First single by A Day to Remember

"All I Want" is the first single by A Day to Remember from their fourth studio album What Separates Me from You. It was released officially to radio stations in October 2010, and as a commercial single, though only as a limited edition 7" vinyl, in April 2011. In August 2016, the song was certified gold in the U.S. by the RIAA.

==Composition==
Unlike the band's more-known metalcore sound which incorporates growling vocals and breakdowns, the song uses almost none of these attributes, and instead shows a direction towards fast-paced pop punk with clean vocals. Lead vocalist Jeremy McKinnon wrote the lyrics, while the music was written by himself, guitarist Kevin Skaff and A Day to Remember. McKinnon stated that the song is about "taking chances, and doing what you think is right regardless of what people might think. To be honest, whats more important? Live life, and be happy with yourself". McKinnon said in a 2011 interview with USA Today that the song is also "about being in a band." The song, along with three others from the album, was mixed by David Bendeth.

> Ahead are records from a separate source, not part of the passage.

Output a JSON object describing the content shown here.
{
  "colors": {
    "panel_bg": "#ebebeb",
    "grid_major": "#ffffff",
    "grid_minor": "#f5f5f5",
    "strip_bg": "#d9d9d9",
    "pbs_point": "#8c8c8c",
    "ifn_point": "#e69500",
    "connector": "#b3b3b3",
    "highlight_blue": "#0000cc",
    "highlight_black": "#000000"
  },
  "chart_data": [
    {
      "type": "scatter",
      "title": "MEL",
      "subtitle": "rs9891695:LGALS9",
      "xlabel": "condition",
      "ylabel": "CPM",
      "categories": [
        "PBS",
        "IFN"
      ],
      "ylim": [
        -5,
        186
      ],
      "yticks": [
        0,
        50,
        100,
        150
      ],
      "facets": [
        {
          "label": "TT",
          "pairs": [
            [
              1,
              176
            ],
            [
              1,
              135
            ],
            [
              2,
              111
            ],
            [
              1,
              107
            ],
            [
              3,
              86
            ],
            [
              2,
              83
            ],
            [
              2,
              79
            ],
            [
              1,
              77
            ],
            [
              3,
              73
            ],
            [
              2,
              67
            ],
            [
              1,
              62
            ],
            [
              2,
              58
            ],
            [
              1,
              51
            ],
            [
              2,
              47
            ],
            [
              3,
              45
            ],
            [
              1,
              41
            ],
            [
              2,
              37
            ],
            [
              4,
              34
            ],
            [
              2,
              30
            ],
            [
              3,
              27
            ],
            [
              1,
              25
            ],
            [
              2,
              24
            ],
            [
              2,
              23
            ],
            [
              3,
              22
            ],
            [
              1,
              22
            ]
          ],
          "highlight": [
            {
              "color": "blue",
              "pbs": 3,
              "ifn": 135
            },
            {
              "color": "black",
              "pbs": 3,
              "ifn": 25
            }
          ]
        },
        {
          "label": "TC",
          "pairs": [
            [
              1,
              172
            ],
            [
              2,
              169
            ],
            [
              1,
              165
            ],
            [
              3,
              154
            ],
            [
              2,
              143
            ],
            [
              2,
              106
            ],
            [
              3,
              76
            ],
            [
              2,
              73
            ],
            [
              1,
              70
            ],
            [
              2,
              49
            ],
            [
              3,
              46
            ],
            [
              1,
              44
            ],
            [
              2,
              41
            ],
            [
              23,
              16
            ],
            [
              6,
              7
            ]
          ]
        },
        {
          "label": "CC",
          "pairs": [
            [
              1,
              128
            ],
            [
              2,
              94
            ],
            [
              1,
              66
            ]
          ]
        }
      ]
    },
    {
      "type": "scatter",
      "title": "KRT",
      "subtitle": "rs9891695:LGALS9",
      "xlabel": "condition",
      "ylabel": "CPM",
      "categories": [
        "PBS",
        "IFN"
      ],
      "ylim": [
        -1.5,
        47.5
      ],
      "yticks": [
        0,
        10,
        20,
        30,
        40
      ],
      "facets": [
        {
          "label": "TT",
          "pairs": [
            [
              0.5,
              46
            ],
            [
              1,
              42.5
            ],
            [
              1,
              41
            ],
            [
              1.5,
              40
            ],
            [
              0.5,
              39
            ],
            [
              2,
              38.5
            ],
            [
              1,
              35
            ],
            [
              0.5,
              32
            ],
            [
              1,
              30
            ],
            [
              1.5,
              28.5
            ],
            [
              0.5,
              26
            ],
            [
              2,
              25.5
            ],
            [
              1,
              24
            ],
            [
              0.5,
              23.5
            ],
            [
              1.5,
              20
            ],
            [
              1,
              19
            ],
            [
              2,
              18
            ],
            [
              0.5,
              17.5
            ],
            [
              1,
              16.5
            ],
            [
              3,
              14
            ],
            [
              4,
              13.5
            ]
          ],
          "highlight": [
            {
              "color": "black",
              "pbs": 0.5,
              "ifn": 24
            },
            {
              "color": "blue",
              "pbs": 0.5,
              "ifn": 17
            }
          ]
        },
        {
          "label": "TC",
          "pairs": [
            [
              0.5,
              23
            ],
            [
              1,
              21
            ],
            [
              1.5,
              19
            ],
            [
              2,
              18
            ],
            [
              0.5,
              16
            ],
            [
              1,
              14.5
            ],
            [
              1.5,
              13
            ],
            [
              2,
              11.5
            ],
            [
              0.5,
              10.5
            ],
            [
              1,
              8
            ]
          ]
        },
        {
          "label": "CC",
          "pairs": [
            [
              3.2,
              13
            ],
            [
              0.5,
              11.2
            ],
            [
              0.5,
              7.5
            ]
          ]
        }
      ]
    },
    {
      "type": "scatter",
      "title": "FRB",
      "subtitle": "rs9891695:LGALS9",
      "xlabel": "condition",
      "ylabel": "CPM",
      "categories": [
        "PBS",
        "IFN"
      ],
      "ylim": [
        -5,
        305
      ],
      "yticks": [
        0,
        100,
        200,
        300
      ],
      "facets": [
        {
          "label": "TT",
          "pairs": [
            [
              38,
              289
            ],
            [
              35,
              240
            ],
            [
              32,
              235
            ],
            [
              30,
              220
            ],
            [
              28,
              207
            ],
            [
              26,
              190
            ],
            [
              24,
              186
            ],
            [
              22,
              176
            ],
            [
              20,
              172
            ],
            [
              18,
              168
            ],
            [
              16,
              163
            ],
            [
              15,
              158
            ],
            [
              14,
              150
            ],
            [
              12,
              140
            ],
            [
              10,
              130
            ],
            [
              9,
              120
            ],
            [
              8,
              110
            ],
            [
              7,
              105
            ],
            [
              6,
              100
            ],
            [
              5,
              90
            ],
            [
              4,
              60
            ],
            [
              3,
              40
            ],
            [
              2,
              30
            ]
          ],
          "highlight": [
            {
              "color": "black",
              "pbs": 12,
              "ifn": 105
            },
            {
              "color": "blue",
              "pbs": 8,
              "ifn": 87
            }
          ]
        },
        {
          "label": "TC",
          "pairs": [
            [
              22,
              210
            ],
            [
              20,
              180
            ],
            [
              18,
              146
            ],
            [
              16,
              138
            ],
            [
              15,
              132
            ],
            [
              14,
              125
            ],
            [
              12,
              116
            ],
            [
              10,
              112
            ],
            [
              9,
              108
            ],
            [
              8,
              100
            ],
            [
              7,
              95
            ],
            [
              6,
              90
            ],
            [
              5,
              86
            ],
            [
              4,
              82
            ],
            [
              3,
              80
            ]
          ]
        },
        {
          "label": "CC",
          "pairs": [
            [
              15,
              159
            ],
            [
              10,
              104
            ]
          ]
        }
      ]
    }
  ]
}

As the choice of a single, guitarist Neil Westfall said "All I Want" "was a great transition song from 'Homesick'".

==Music video==
The music video for the song, which was filmed in October 2010, was released on January 6, 2011. It features cameos of numerous popular bands and musicians. The cameos are: Tom Denney (A Day to Remember's former guitarist), Pete Wentz, Winston McCall of Parkway Drive, The Devil Wears Prada, Bring Me the Horizon, Sam Carter of Architects, Crime In Stereo, This Is Hell, Dallas Taylor from Maylene and the Sons of Disaster, Silverstein, Andrew W.K., August Burns Red, Seventh Star, Matt Heafy of Trivium, Vic Fuentes of Pierce the Veil, Mike Herrera of MxPx, Vincent Bennet of The Acacia Strain, Veara, and Set Your Goals. Rock Sound called the video "quite excellent".

==Release==
The song was released as a radio single on October 12, 2010, although it premiered a week earlier on October 7 on KROQ-FM radio's website, which gave the site its most web traffic ever. "All I Want" charted on both Billboards Hot Modern Rock Tracks and Hot Rock Songs charts, at number 12 and number 25, respectively. A few days after the release of the music video for song, the band went on Jimmy Kimmel Live!, on January 11, 2011, and it became their national television debut on which they performed "All I Want" and "Better Off This Way". On April 16, the band released an exclusive 7" vinyl single of the song, especially for Record Store Day. The vinyl pressing was limited to 2,000 copies for the U.S. and 1,000 copies for the international release and featured an acoustic version of "All I Want" as the B-side. The acoustic version was recorded at The Wade Studios, and was mixed by Andrew Wade. "All I Want" is available to play on the Rock Band games as well as Rocksmith 2014. The song is also used as the theme song of Total Nonstop Action Pay Per View Victory Road 2011.

==Track listing==
- Digital download
1. "All I Want" – 3:22

- Promotional CD
2. "All I Want" (album version) – 3:23
3. "All I Want" (screamless) – 3:21

- 7" vinyl
4. "All I Want" – 3:22
5. "All I Want" (acoustic) – 3:14

==Personnel==
Personnel per "All I Want" 7" sleeve.

- A Day to Remember
- Josh Woodard – bass, backing vocals
- Neil Westfall – rhythm guitar, backing vocals
- Jeremy McKinnon – vocals
- Alex Shelnutt – drums
- Kevin Skaff – lead guitar, second vocals in acoustic version

- Production
- Chad Gilbert – producer
- Andrew Wade and Jeremy McKinnon – co-producers
- David Bendeth – mixing
- Mike C. Hardcore – illustrations
- Jeremy Saffer – band photo
- Doublej – layout
- Jeremy McKinnon – art direction

==Chart positions==

===Peak positions===

| Chart (2010) | Peak position |
|---|---|
| Canada Billboard Canada Rock | 50 |
| U.K. Official Charts Company UK Rock & Metal Singles Chart | 8 |
| U.S. Billboard Alternative Songs | 12 |
| U.S. Billboard Hot Rock Songs | 25 |
| U.S. Billboard Mainstream Rock Songs | 21 |
| U.S. Billboard Rock Digital Songs | 23 |

===Year-end charts===

| Chart (2011) | Position |
|---|---|
| U.S. Billboard Alternative Songs Year-end | 41 |

==Certifications==

| Region | Certification | Certified units/sales |
| United Kingdom (BPI) | Silver | 200,000^{‡} |
| United States (RIAA) | Gold | 500,000^{‡} |
^{‡} Sales+streaming figures based on certification alone.